There is no one correct way to photograph food. Depending on the purpose of the shot, you have myriad ways to approach how you will take the photograph. A shot to illustrate a step in a recipe will be taken in a much different manner than one destined for your kitchen's wall. You need to have a vision of what you visually want to convey. You need to be focused totally on your photo, but your photo need not be totally in focus.
If your photo is not for how to or documentary purposes, using selective focus may result in a more successful image. It can be used to highlight one part of a dish or to eliminate a distracting background. Often, the results are dramatic.
Here is an image where I strived to have everything in focus:
Not the most compelling of photos seen here in Sautoir Land.
Here is the same image using selective focus:
I find the second image much more interesting.
This is all great you may ask, but how can I do it? Glad you asked dear reader. All SLR's will be capable of doing it as well as many point and shoots. It requires you to take your camera off the fully automatic mode and move it to what is called aperture priority(It can be done in manual of course, but this is the easiest way to obtain it). You will have to consult your manual on how to do it on your specific camera, but most cameras will have a control dial on top. This dial is where you have the different modes your camera can shoot in, marked by cryptic glyphs. You will turn this dial to Av on Canon cameras. Most other makers will have this mode marked with an A. This mode allows you to set the aperture on the camera while the camera sets the shutter speed. If your eyes started to glaze over, just stick with me. I will spare you the camera geek speak and just set you up to take photos.

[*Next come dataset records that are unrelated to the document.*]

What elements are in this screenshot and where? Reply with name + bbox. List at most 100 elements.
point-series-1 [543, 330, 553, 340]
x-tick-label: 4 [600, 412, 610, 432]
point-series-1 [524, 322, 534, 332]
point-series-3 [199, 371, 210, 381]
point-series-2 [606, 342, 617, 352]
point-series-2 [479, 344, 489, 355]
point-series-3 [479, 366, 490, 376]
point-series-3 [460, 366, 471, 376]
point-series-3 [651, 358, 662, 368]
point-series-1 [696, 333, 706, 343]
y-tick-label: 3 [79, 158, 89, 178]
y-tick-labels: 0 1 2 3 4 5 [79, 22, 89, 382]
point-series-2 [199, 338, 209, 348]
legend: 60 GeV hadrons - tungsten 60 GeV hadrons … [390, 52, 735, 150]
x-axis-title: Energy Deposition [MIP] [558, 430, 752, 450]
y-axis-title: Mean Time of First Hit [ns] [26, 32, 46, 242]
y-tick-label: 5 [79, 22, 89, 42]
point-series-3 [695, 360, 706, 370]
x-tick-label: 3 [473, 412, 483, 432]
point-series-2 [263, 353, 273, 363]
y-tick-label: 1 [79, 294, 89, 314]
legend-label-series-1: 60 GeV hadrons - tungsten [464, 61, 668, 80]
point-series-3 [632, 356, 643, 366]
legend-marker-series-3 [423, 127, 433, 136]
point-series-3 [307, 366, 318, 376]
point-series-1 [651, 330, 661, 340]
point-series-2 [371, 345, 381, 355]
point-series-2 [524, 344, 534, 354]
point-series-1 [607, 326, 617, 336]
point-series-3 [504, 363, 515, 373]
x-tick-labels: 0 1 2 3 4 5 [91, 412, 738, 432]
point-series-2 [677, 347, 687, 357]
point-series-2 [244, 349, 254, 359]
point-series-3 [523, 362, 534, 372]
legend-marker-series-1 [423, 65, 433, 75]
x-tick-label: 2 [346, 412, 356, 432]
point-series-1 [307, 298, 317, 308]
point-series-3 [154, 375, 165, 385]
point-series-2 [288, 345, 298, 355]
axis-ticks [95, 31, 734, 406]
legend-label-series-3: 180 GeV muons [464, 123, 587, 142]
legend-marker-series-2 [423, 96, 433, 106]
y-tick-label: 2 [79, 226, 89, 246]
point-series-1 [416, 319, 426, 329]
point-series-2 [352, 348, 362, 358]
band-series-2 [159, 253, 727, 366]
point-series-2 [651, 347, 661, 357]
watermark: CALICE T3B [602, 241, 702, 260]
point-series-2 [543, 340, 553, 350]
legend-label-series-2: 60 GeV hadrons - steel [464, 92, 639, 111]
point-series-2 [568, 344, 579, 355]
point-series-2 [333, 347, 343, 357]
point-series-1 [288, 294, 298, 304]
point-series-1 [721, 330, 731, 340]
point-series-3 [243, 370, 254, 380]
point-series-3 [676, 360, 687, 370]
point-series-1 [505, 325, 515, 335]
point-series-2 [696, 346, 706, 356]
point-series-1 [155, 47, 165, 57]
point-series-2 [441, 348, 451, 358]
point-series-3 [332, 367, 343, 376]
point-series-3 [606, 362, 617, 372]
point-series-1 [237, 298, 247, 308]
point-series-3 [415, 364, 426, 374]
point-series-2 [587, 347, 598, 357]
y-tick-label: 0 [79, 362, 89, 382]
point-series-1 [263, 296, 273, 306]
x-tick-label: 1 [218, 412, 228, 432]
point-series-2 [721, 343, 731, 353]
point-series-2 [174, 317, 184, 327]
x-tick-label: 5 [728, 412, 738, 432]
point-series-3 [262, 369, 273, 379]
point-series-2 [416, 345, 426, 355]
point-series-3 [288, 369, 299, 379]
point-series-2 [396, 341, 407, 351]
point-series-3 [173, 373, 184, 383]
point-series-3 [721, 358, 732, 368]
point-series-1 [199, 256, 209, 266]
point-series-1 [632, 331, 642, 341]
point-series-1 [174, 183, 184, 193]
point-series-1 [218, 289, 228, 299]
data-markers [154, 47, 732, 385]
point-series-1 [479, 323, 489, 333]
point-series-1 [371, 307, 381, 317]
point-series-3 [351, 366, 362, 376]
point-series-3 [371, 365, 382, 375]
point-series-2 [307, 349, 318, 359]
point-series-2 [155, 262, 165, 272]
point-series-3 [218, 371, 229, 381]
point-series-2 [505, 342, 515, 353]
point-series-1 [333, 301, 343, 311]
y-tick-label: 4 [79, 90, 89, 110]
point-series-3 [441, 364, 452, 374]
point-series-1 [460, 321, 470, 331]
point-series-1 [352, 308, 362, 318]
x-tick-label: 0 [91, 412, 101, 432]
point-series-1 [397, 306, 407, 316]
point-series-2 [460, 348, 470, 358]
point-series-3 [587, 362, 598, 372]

You now have to decide how much of your dish you want in focus. If you want a lot of your dish in focus, dial in a large aperture number. How you adjust aperture varies by camera and lens. Setting the aperture to f8 or f11 will have your entire plate pretty much in focus. Dialing in a small aperture, like f2, will have much less of you dish in focus. If the part of your dish that you want in focus is not in the center of your frame, here is what you have to do. This technique should work on most cameras. Aim at what you want in focus and press the shutter half way down. You should get some audible confirmation of focus. Holding the button halfway down, compose the photo you want to take. When you have the shot set up to your artistic ideal, press the shutter button the rest of the way. What you wanted in focus should be in focus and the rest should be artfully blurry.
Keep practicing until you get the desired effect. Go ahead and play with the aperture setting as well. In fact, you should play with all the wonderful things your camera can do. Hey, you paid for those features. Most important of all, have fun. If you don't like what you see, just delete it. Remember the number 1 secret of great photographers is to only show other people great photos.